Whilst hanging around during an event i was photographing on Saturday, and old friend who was helping out noticed me taking a photograph of blackboard and a small sign showing prices of ice creams. Upon asking me what i was doing, i replied that i was taking a crap photo.
Now why would i want to take a crap photo? I think there is an art to the crap photo. In a recent post “About Town“, i received a comment mentioning the way i’d put a photograph of a phone booth followed by one of cash (ATM) machines. Now a photo of a rather shabby looking phone booth is not really what most people would consider a nice, or good photo. But in the context of how we used to have really nice photogenic red phone boxes in Britain, yet in most towns and cities we now have open, unattractive metal and glass booths, then it starts to become a documentary type photo, and starts to tell a story of how we’re losing things we took for granted. By placing the photo just before the cash machines, then i could also ask whether we’re likely to start losing them as people use cards for payments in shops rather than cash.
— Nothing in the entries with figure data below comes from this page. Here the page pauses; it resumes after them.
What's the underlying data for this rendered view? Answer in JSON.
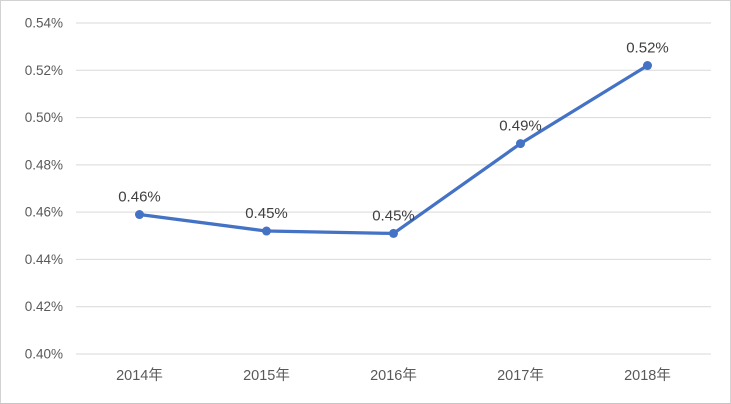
{
  "chart_data": {
    "type": "line",
    "title": "",
    "xlabel": "",
    "ylabel": "",
    "categories": [
      "2014年",
      "2015年",
      "2016年",
      "2017年",
      "2018年"
    ],
    "values": [
      0.459,
      0.452,
      0.451,
      0.489,
      0.522
    ],
    "data_labels": [
      "0.46%",
      "0.45%",
      "0.45%",
      "0.49%",
      "0.52%"
    ],
    "y_ticks": [
      0.4,
      0.42,
      0.44,
      0.46,
      0.48,
      0.5,
      0.52,
      0.54
    ],
    "y_tick_labels": [
      "0.40%",
      "0.42%",
      "0.44%",
      "0.46%",
      "0.48%",
      "0.50%",
      "0.52%",
      "0.54%"
    ],
    "ylim": [
      0.4,
      0.54
    ],
    "grid": true,
    "legend_position": "none",
    "colors": {
      "series": "#4472C4",
      "marker": "#4472C4",
      "gridline": "#D9D9D9",
      "axis_line": "#D9D9D9",
      "tick_text": "#595959",
      "data_label_text": "#404040",
      "background": "#FFFFFF",
      "frame_border": "#D2D2D2"
    }
  }
}
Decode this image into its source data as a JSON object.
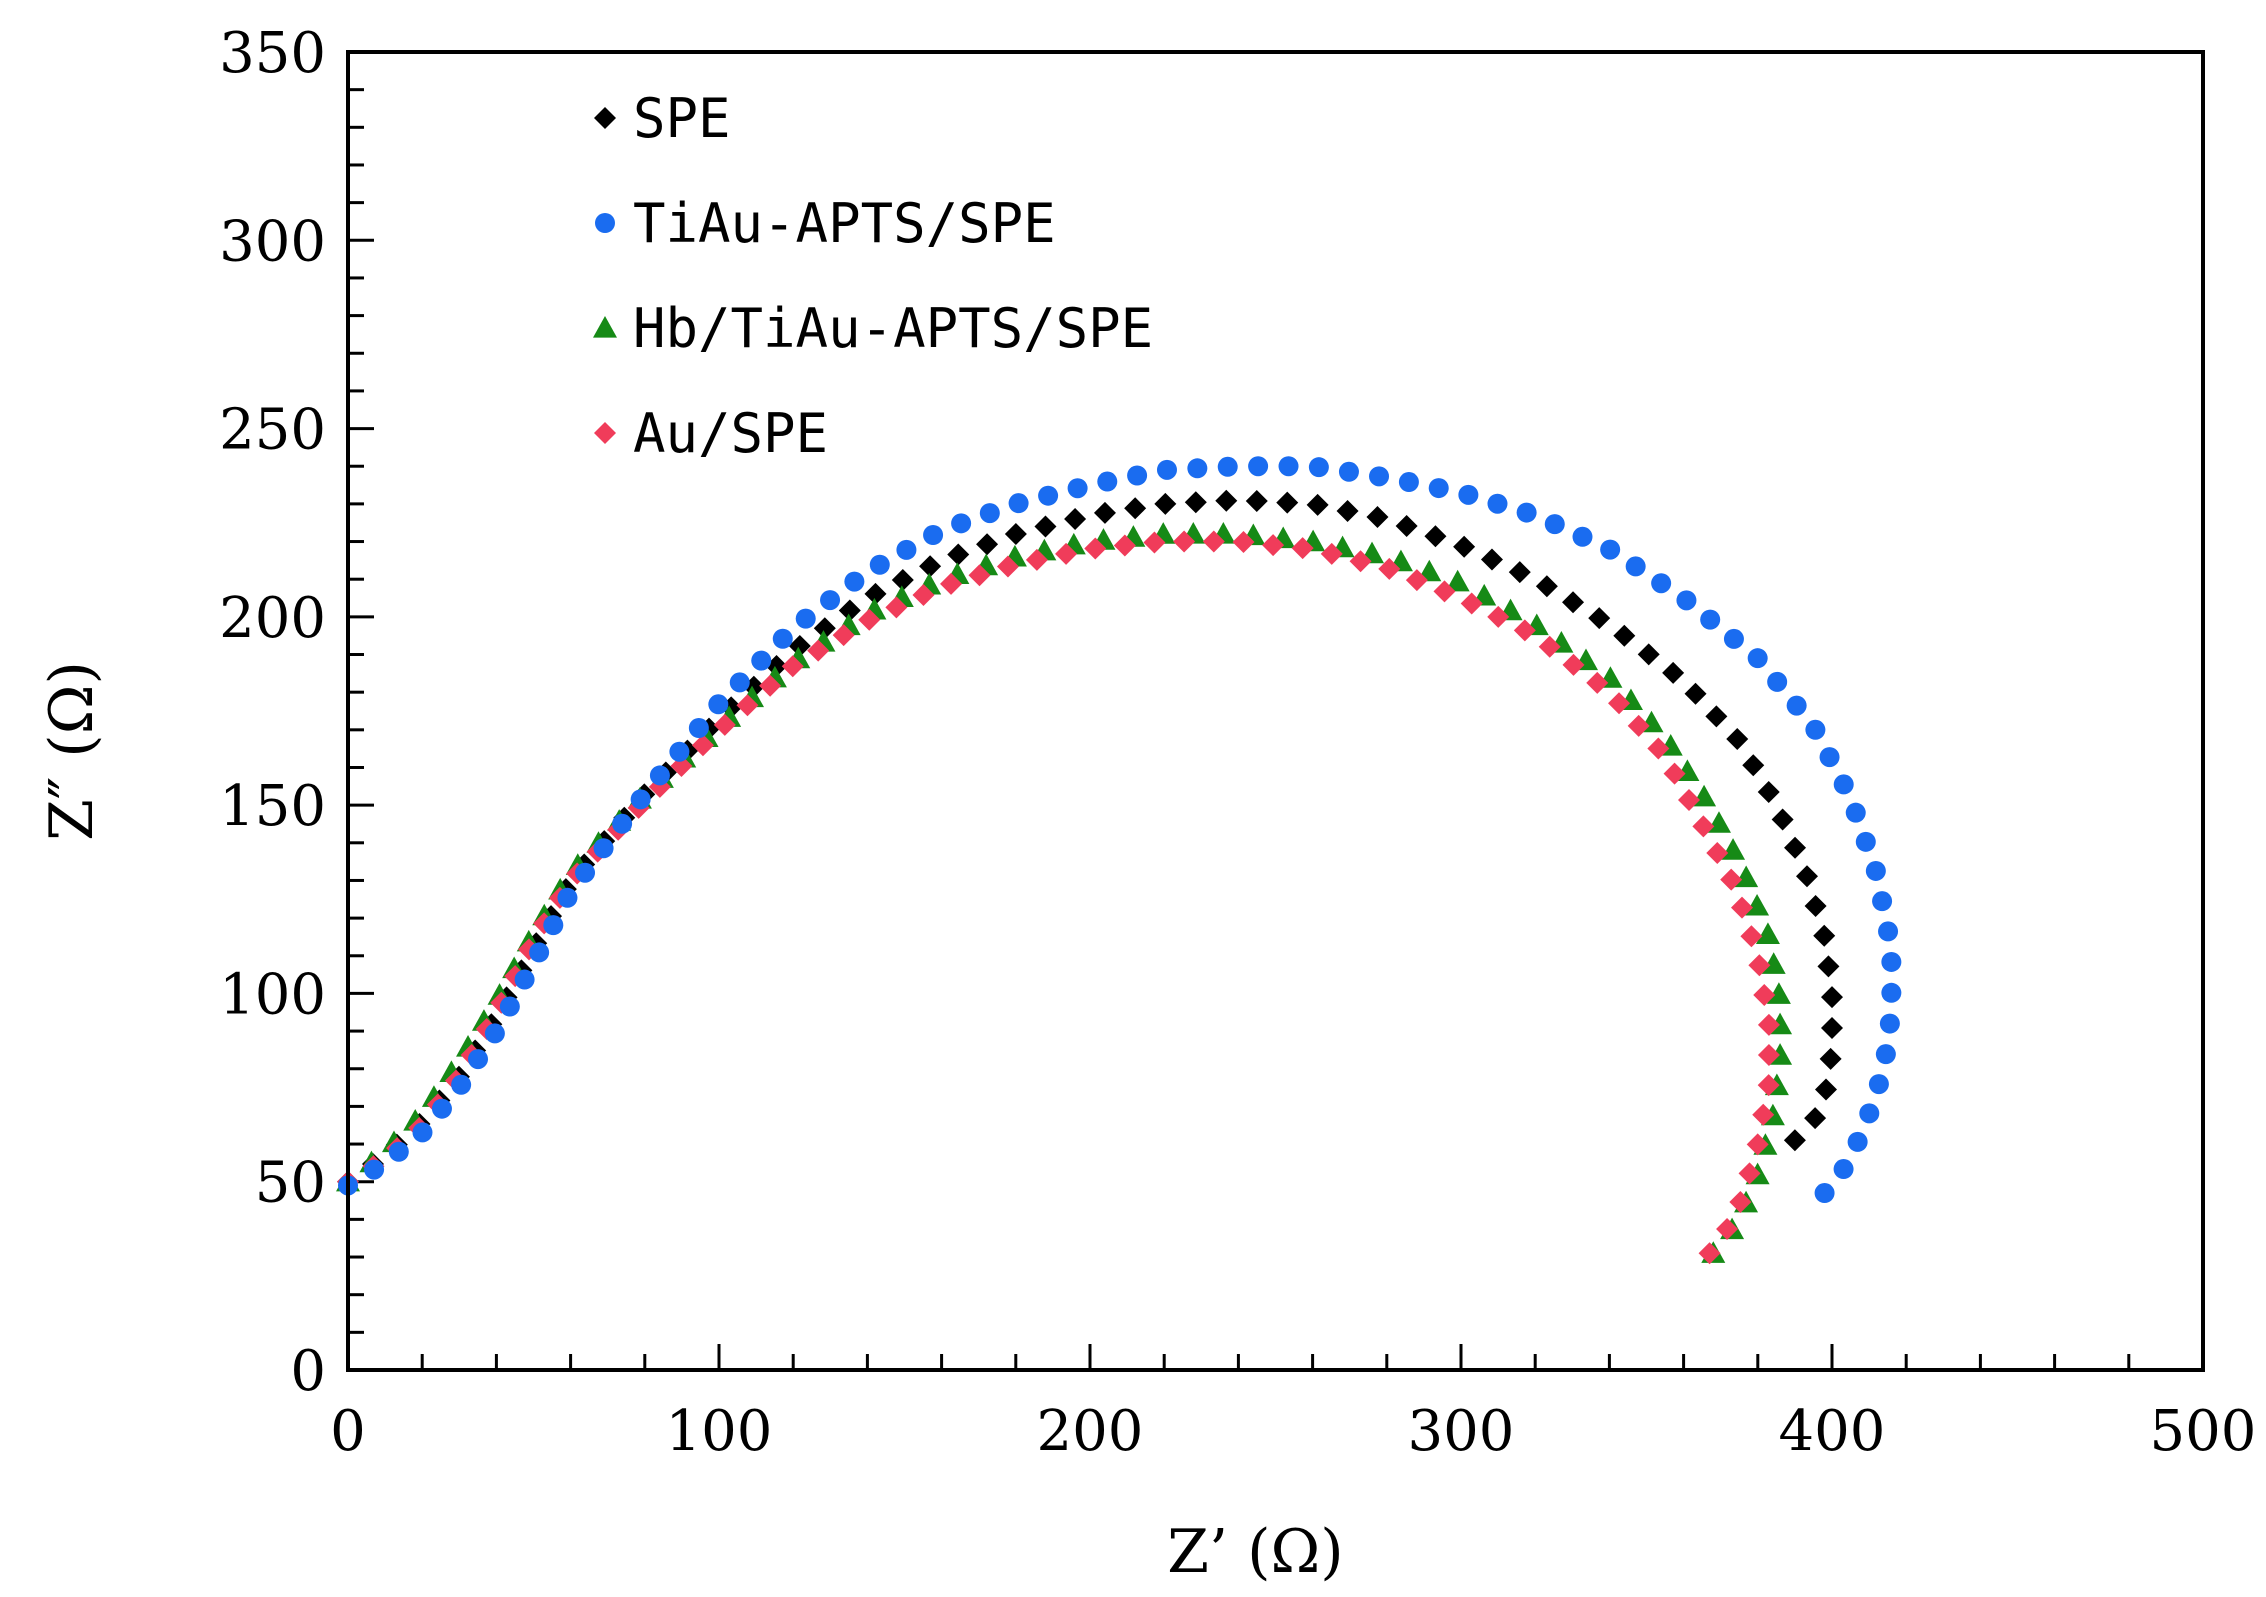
{
  "chart_data": {
    "type": "scatter",
    "title": "",
    "xlabel": "Z’ (Ω)",
    "ylabel": "Z″ (Ω)",
    "xlim": [
      0,
      500
    ],
    "ylim": [
      0,
      350
    ],
    "xticks": [
      0,
      100,
      200,
      300,
      400,
      500
    ],
    "yticks": [
      0,
      50,
      100,
      150,
      200,
      250,
      300,
      350
    ],
    "grid": false,
    "legend_position": "top-left",
    "series": [
      {
        "name": "SPE",
        "marker": "diamond",
        "color": "#000000",
        "anchors": [
          [
            0,
            50
          ],
          [
            10,
            57
          ],
          [
            20,
            66
          ],
          [
            30,
            78
          ],
          [
            40,
            94
          ],
          [
            50,
            112
          ],
          [
            60,
            130
          ],
          [
            80,
            153
          ],
          [
            100,
            173
          ],
          [
            120,
            191
          ],
          [
            140,
            205
          ],
          [
            160,
            215
          ],
          [
            180,
            222
          ],
          [
            200,
            227
          ],
          [
            220,
            230
          ],
          [
            240,
            231
          ],
          [
            260,
            230
          ],
          [
            280,
            226
          ],
          [
            300,
            219
          ],
          [
            320,
            210
          ],
          [
            340,
            198
          ],
          [
            360,
            183
          ],
          [
            375,
            167
          ],
          [
            385,
            150
          ],
          [
            393,
            132
          ],
          [
            398,
            115
          ],
          [
            400,
            100
          ],
          [
            400,
            85
          ],
          [
            398,
            72
          ],
          [
            394,
            64
          ],
          [
            390,
            61
          ]
        ],
        "count": 72
      },
      {
        "name": "TiAu-APTS/SPE",
        "marker": "circle",
        "color": "#1a6cf0",
        "anchors": [
          [
            0,
            49
          ],
          [
            10,
            55
          ],
          [
            20,
            63
          ],
          [
            30,
            75
          ],
          [
            40,
            90
          ],
          [
            50,
            108
          ],
          [
            60,
            127
          ],
          [
            80,
            153
          ],
          [
            100,
            177
          ],
          [
            120,
            197
          ],
          [
            140,
            212
          ],
          [
            160,
            223
          ],
          [
            180,
            230
          ],
          [
            200,
            235
          ],
          [
            220,
            239
          ],
          [
            240,
            240
          ],
          [
            260,
            240
          ],
          [
            280,
            237
          ],
          [
            300,
            233
          ],
          [
            320,
            227
          ],
          [
            340,
            218
          ],
          [
            360,
            205
          ],
          [
            380,
            189
          ],
          [
            395,
            171
          ],
          [
            405,
            152
          ],
          [
            412,
            132
          ],
          [
            416,
            112
          ],
          [
            416,
            95
          ],
          [
            414,
            80
          ],
          [
            410,
            68
          ],
          [
            405,
            56
          ],
          [
            400,
            49
          ],
          [
            398,
            47
          ]
        ],
        "count": 78
      },
      {
        "name": "Hb/TiAu-APTS/SPE",
        "marker": "triangle",
        "color": "#168a16",
        "anchors": [
          [
            0,
            50
          ],
          [
            10,
            58
          ],
          [
            20,
            68
          ],
          [
            30,
            82
          ],
          [
            40,
            98
          ],
          [
            50,
            116
          ],
          [
            60,
            132
          ],
          [
            80,
            153
          ],
          [
            100,
            171
          ],
          [
            120,
            188
          ],
          [
            140,
            201
          ],
          [
            160,
            210
          ],
          [
            180,
            216
          ],
          [
            200,
            220
          ],
          [
            220,
            222
          ],
          [
            240,
            222
          ],
          [
            260,
            220
          ],
          [
            280,
            216
          ],
          [
            300,
            209
          ],
          [
            320,
            198
          ],
          [
            340,
            184
          ],
          [
            355,
            168
          ],
          [
            367,
            150
          ],
          [
            376,
            133
          ],
          [
            383,
            115
          ],
          [
            386,
            98
          ],
          [
            386,
            82
          ],
          [
            384,
            67
          ],
          [
            380,
            52
          ],
          [
            375,
            40
          ],
          [
            370,
            33
          ],
          [
            368,
            31
          ]
        ],
        "count": 74
      },
      {
        "name": "Au/SPE",
        "marker": "diamond",
        "color": "#f03c5a",
        "anchors": [
          [
            0,
            50
          ],
          [
            10,
            56
          ],
          [
            20,
            65
          ],
          [
            30,
            78
          ],
          [
            40,
            95
          ],
          [
            50,
            114
          ],
          [
            60,
            130
          ],
          [
            80,
            151
          ],
          [
            100,
            170
          ],
          [
            120,
            187
          ],
          [
            140,
            199
          ],
          [
            160,
            208
          ],
          [
            180,
            214
          ],
          [
            200,
            218
          ],
          [
            220,
            220
          ],
          [
            240,
            220
          ],
          [
            260,
            218
          ],
          [
            280,
            213
          ],
          [
            300,
            205
          ],
          [
            320,
            195
          ],
          [
            340,
            180
          ],
          [
            355,
            163
          ],
          [
            365,
            145
          ],
          [
            374,
            128
          ],
          [
            380,
            110
          ],
          [
            383,
            92
          ],
          [
            383,
            76
          ],
          [
            380,
            60
          ],
          [
            376,
            46
          ],
          [
            371,
            36
          ],
          [
            367,
            31
          ]
        ],
        "count": 74
      }
    ]
  }
}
When i walk down a street i’m often looking at the mundane, those everyday things that most people take for granted. Sometimes i’ll take photographs. At some point i hope to bring them together and perhaps tell a story of what we have around us, and how it changes. But it’s also possible to take a single image and use it to show what we see around us, yet take for granted, such as an ice cream price list that’s not in use, and so generally ignored by those attending the event.
To me this is all a part of the art of photography. The boring, mundane, and ugly, are there around us, and there is an art to trying to make them appear at least interesting, and sometimes maybe even attractive.